News / 02.09.2010

SEC Passes Additional Requirements for Proxy Statements and Other SEC Filings

On December 16, 2009, the Securities and Exchange Commission passed rules requiring public companies to disclose more information to their shareholders regarding executive compensation, directors’ qualifications for serving in office, board oversight of risk and other governance issues.

Stock Awards – Fair Value on the Date of Grant.  Formerly, the rules required disclosure of the annual accounting charge of stock option grants in the Summary Compensation Table and Director Compensation Table.  To more accurately reflect the decision made by the compensation committee in making such awards, the new rules require disclosure of the fair value on the date of grant, computed in accordance with FASB ASC Topic 718.

Performance Awards – Probable Outcome Value vs.
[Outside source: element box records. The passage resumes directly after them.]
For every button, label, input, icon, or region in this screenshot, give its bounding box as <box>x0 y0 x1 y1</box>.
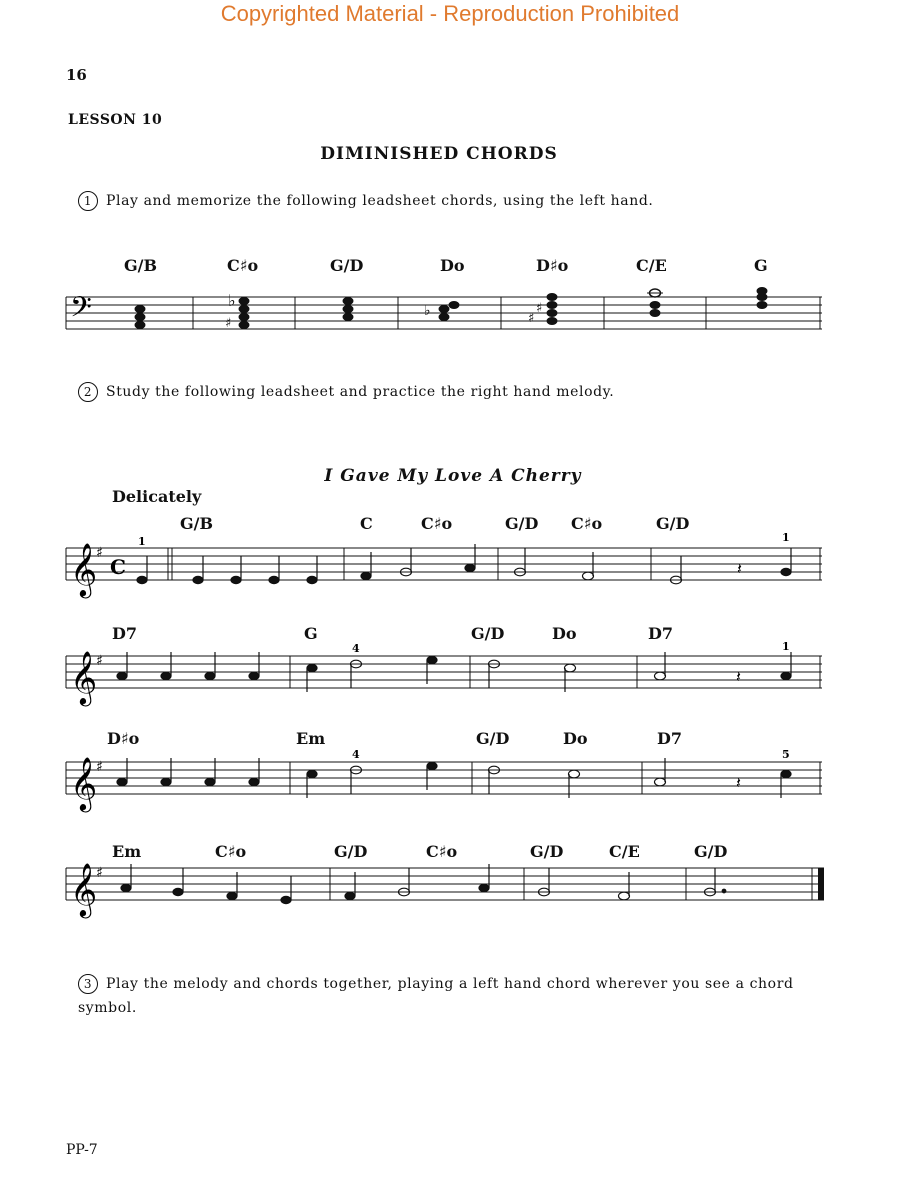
bass-clef-icon: 𝄢 <box>70 291 92 331</box>
chord-symbol: G/D <box>334 842 368 861</box>
chord-symbol: Do <box>552 624 577 643</box>
chord-symbol: G/D <box>694 842 728 861</box>
treble-staff-3 <box>66 762 822 794</box>
svg-text:♯: ♯ <box>96 865 103 881</box>
svg-text:♯: ♯ <box>96 653 103 669</box>
chord-symbol: C♯o <box>571 514 603 533</box>
chord-symbol: G/B <box>180 514 214 533</box>
chord-symbol: C♯o <box>227 256 259 275</box>
chord-symbol: G/D <box>471 624 505 643</box>
fingering: 1 <box>138 535 146 548</box>
chord-symbol: G/D <box>476 729 510 748</box>
chord-symbol: G <box>754 256 768 275</box>
chord-symbol: C/E <box>609 842 640 861</box>
svg-text:C: C <box>110 555 126 579</box>
chord-symbol: Do <box>440 256 465 275</box>
tempo-marking: Delicately <box>112 487 202 506</box>
chord-symbol: C/E <box>636 256 667 275</box>
fingering: 4 <box>352 748 360 761</box>
svg-text:♯: ♯ <box>96 759 103 775</box>
rest-icon: 𝄽 <box>736 667 741 686</box>
svg-text:♭: ♭ <box>228 291 236 310</box>
chord-symbol: C♯o <box>215 842 247 861</box>
song-title: I Gave My Love A Cherry <box>324 466 582 486</box>
chord-symbol: D7 <box>657 729 683 748</box>
chord-symbol: G/D <box>330 256 364 275</box>
instruction-text: Play and memorize the following leadsheet chords, using the left hand. <box>106 193 654 209</box>
chord-symbol: Em <box>112 842 142 861</box>
svg-text:♯: ♯ <box>536 301 543 316</box>
treble-clef-icon: 𝄞 <box>70 542 98 596</box>
fingering: 4 <box>352 642 360 655</box>
svg-text:♭: ♭ <box>424 303 431 319</box>
chord-symbol: D♯o <box>536 256 569 275</box>
lesson-label: LESSON 10 <box>68 112 163 128</box>
instruction-text: Study the following leadsheet and practice the right hand melody. <box>106 384 615 400</box>
chord-symbol: D♯o <box>107 729 140 748</box>
svg-text:♯: ♯ <box>96 545 103 561</box>
svg-text:♯: ♯ <box>528 311 535 326</box>
fingering: 1 <box>782 531 790 544</box>
svg-text:♯: ♯ <box>225 316 232 331</box>
chord-symbol: Em <box>296 729 326 748</box>
chord-symbol: Do <box>563 729 588 748</box>
chord-symbol: D7 <box>112 624 138 643</box>
fingering: 5 <box>782 748 790 761</box>
treble-clef-icon: 𝄞 <box>70 650 98 704</box>
treble-staff-2 <box>66 656 822 688</box>
treble-staff-1 <box>66 548 822 580</box>
chord-notes <box>135 287 768 331</box>
chord-symbol: C♯o <box>421 514 453 533</box>
fingering: 1 <box>782 640 790 653</box>
watermark: Copyrighted Material - Reproduction Prohibited <box>220 1 680 26</box>
treble-clef-icon: 𝄞 <box>70 862 98 916</box>
instruction-text: Play the melody and chords together, playing a left hand chord wherever you see a chord symbol. <box>78 976 794 1016</box>
chord-symbol: G/D <box>656 514 690 533</box>
chord-symbol: G/D <box>505 514 539 533</box>
step-number: 3 <box>78 974 98 994</box>
rest-icon: 𝄽 <box>736 773 741 792</box>
chord-symbol: C <box>360 514 373 533</box>
chord-symbol: G/B <box>124 256 158 275</box>
step-number: 1 <box>78 191 98 211</box>
page-number: 16 <box>66 66 87 84</box>
treble-clef-icon: 𝄞 <box>70 756 98 810</box>
footer-code: PP-7 <box>66 1142 98 1158</box>
chord-symbol: G/D <box>530 842 564 861</box>
chord-symbol: C♯o <box>426 842 458 861</box>
page-title: DIMINISHED CHORDS <box>320 144 558 164</box>
final-barline <box>818 868 824 900</box>
step-number: 2 <box>78 382 98 402</box>
rest-icon: 𝄽 <box>737 559 742 578</box>
chord-symbol: D7 <box>648 624 674 643</box>
chord-symbol: G <box>304 624 318 643</box>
Potential Maximum Value.  Under the grant date fair value method for valuing stock awards (see above), if fair value on the grant date were based upon the potential maximum performance (and thus maximum compensation) being attained, companies would be disclosing values that the compensation committee had set as a “cap” on attainable compensation, rather than the lower “target” compensation the committee expected to pay.  To avoid investors and competitors misperceiving intended compensation levels, which could inflate benchmarking values or discourage some committees from using performance awards as a component of compensation, performance awards will be valued based upon “probable” outcome as of the grant date.

Employee Compensation Policies That May Encourage Risk-Taking Behavior (applicable only to accelerated filers).  In response to the crisis in the financial services sector in 2008-2009, the SEC is now requiring public companies to disclose information on how incentive compensation policies may encourage risk-taking behavior.  The requirement does not apply to smaller reporting companies, but accelerated filers must now provide a narrative disclosure of any compensation policies or practices that create risks that are “reasonably likely” to have a “material adverse effect” on the company.  If the company has offsetting steps or controls designed to limit or mitigate risk or balance incentives, the board may consider those controls in determining whether the company has crossed the “reasonably likely” or “material adverse effect” thresholds, either of which would trigger the additional disclosure requirements. The new requirements apply with respect to all employees, not just directors and top executives.

Compensation Consultants Providing Other Services.  To enable investors to identify potential conflicts of interest between companies and their compensation consultants, the SEC now requires that if a compensation consultant also provides other types of services to the company and receives fees exceeding $120,000 for those additional services, certain disclosures, including the amount of fees paid, must be made.

Leadership and Risk Oversight.  In response to the failure of numerous financial institutions and the instability of the financial sector generally, the SEC has adopted new disclosure requirements with respect to the leadership and the division of responsibilities among the board, the principal executive officers and independent directors, all with a view toward improving risk management, or more specifically with respect to the board, risk oversight.  The new rule require issuers to disclose:

  • the rational behind its board leadership structure,
  • whether and why it has chosen to combine or separate the principal executive officer and board chairman positions,
  • a description of the board’s role in the oversight of risks,
  • whether risk oversight is performed by the whole board, by the audit committee, by a risk oversight committee or by any combination of the above or any other manner, and
  • whether the individuals who supervise the day-to-day risk management responsibilities report directly to the board as a whole or to a board committee or how the board or committee otherwise receives information from such individuals.

Directors and Nominees – Qualifications and Legal Proceedings.   The SEC has increased disclosure requirements with respect to both directors’ and nominees’ background and qualifications. Issuers are now required to disclose the particular experience, qualifications, attributes or skills that led the board to conclude that the director (or nominee) should serve as a director.  Companies must also disclose any and all directorships held by each director and nominee during the past five years regardless of whether a directorship is still held at the time of filing. Formerly, disclosure of only current directorships was required.  Lastly, the SEC expanded disclosure of legal proceedings involving a director or nominee in an attempt to better enable investors to assess the individual’s competency and character.  Disclosure is now required for legal proceedings that occurred in the last ten years rather than five, and for certain types of legal proceedings that formerly were not required to be disclosed.

Board Diversity.  On the premises that board diversity is a factor in investors’ voting decisions and diverse board are better able to recruit talent and retain staff, the SEC now requires disclosure of the board’s policies on diversity.  The company must disclose whether its nominating committee considers diversity in evaluating and selecting individuals for nomination.  If diversity is considered by the committee, the company must disclose how its diversity policy is implemented as well as how its effectiveness is assessed.

Immediate Reporting of Voting Results on Form 8-K.  Citing the direct and immediate impact voting can have on elections, changes in shareholder rights, investments, divestments and capital changes, the SEC will now require voting results to be reported on Form 8-K.  Preliminary voting results must be filed within four days after the shareholders’ meeting, in which case a Form 8-K/A (an amendment to the initial Form 8-K) must be filed within four business days of the final voting results being known.  However, if the final voting results are known within the four business days immediately following the meeting, the company may simply disclose the final voting results in the initial Form 8-K.